Studio Ghibli is a Japanese film studio based in Tokyo. The studio is popular for its head director Hayao Miyazaki and his anime films that entertain people of all ages and portray unique, emotional stories. These films are award-winning works that have received accolates and acknowledgments from around the world, including Japanese Academy Prize for Animation of the Year in 2002 and 2003, Academy Award nominations, Academy Award for Best Animated feature film, and a Golden Bear. The films are originally in Japanese with subtitles or dubbed by Disney to be in English. Summer is the time to start your new binge-watching cycle and here are some animated magical films that could start you off.

Howl’s Moving Castle

In this fantasy film, both technology and magic make up the world around main characters Sophie and Howl. This film focuses on love, personal loyalty, and the destruction of war. Young Sophie is turned into an old woman by a witch’s curse. After the curse, Sophie grows closer to Howl, who is revealed to be a wizard, and notices aspects of her physical self are aging backward as she lives with him in his magical moving house. This one is filled with beautiful animations, socially aware concepts, and colorful characters.

Kiki’s Delivery Service

This film portrays both independence and reliance in teenage girls on Japan at the time. Young witch Kiki, along with her black cat named Jiji, leave home in order to properly train. Through her travels, she meets a geeky boy named Tombo. Kiki begins to work for another character named Osono and opens a witch delivery service where she finds her work to be challenging because she must fly around everywhere encountering obstacles. She grows closer to Tombo but drifts off because of intimidation of his friends but a realization makes her go back to him one day. Kiki’s life while traveling is then showed through works, depression, and the loss and gain of relationships.

Spirited Away

In this film, Chihiro, a ten-year-old girl, finds herself in a spirit world after her parents were turned into pigs as punishment for eating spirit food, the food of this world.

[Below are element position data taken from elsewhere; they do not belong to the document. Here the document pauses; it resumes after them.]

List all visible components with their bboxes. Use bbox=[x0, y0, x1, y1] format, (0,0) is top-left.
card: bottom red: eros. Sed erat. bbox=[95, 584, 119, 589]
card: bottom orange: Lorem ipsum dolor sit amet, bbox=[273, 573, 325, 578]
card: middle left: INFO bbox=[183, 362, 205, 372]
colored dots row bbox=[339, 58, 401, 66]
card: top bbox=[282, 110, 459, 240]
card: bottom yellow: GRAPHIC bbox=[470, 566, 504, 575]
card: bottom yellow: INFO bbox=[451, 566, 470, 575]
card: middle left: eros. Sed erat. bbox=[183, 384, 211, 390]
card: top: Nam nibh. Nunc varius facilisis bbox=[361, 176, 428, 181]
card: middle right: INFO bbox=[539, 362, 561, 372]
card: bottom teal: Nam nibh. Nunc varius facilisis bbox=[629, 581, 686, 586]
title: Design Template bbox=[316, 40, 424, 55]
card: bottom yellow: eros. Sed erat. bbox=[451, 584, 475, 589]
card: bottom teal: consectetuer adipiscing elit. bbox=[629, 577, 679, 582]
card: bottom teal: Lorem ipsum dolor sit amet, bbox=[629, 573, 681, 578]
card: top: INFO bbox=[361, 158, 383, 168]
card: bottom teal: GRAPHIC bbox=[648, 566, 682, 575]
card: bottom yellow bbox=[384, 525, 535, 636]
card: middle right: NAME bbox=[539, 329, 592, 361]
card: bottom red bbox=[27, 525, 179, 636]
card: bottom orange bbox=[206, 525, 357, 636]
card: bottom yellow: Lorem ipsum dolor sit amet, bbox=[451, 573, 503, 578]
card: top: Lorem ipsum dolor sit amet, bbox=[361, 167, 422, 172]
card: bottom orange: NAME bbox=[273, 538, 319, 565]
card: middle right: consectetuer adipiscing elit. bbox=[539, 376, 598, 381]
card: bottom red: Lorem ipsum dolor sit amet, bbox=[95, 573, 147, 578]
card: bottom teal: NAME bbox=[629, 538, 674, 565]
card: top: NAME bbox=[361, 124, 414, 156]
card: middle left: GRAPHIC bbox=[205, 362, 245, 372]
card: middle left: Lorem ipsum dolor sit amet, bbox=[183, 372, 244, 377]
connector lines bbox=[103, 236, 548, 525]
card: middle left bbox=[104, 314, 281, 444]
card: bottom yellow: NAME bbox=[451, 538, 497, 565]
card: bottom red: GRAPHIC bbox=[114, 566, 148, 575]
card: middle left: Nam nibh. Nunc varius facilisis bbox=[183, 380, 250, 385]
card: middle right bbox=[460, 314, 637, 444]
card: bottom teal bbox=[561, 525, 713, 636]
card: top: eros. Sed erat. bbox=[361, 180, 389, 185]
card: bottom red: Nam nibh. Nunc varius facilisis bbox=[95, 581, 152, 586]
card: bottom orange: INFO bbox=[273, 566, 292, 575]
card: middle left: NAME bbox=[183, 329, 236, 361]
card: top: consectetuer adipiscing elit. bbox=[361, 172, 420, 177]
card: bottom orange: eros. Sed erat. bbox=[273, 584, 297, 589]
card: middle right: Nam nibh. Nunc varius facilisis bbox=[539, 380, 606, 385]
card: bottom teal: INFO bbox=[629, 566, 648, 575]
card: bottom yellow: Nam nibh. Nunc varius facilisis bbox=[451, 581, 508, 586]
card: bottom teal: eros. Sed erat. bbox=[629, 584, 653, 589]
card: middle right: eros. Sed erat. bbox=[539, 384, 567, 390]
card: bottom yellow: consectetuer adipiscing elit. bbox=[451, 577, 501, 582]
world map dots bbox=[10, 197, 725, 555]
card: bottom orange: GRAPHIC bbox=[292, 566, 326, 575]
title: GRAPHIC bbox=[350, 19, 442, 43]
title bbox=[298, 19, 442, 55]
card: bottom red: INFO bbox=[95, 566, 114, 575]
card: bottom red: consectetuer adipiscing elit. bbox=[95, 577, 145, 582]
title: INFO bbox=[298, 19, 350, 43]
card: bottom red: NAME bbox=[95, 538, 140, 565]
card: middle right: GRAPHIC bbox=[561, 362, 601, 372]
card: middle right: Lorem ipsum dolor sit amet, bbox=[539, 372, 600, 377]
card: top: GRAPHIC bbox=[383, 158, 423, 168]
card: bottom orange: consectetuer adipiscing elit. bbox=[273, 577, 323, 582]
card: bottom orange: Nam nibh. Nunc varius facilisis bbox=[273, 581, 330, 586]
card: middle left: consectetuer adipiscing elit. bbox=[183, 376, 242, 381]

She begins to work in the world to free her parents, and in doing so meets spirits that shape her identity. This film was a way to portray child labor and the lengths kids are put to alongside self-empowerment and love.

Princess Mononoke

Miyazaki shows humans harmful impact on nature and its animals. Prince Ashitaka kills a demon to protect his village, but the demon is a protector of the forest which starts to lose its trees and plants. The prince’s village benefits from the cutting down in the forest. Princess Mononoke sees this and rises to protect nature. In hopes to understand the demon and the earth, Ashitaka finds that humans destructions of pollution and guns caused the demons to go crazy and fearful of humans. This film was the first to get international acclaim and paved the way for other Studio Ghibli film to follow suit. Unlike his other films, Miyazaki made this anime more mature and dark because of complex themes.

My Neighbor Totoro

In this Miyazaki film, two young sisters move into the countryside with their father while their mother stays in a hospital battling cancer. After moving, the sisters encounter the spirit Totoro who becomes a metaphor for their healing and grieving through their mom’s cancer. This film portrays strength and personal battles, specifically in children, and is a great way to end your Studio Ghibli marathon with it’s more childlike portrayal, simple plot, and feel good energy.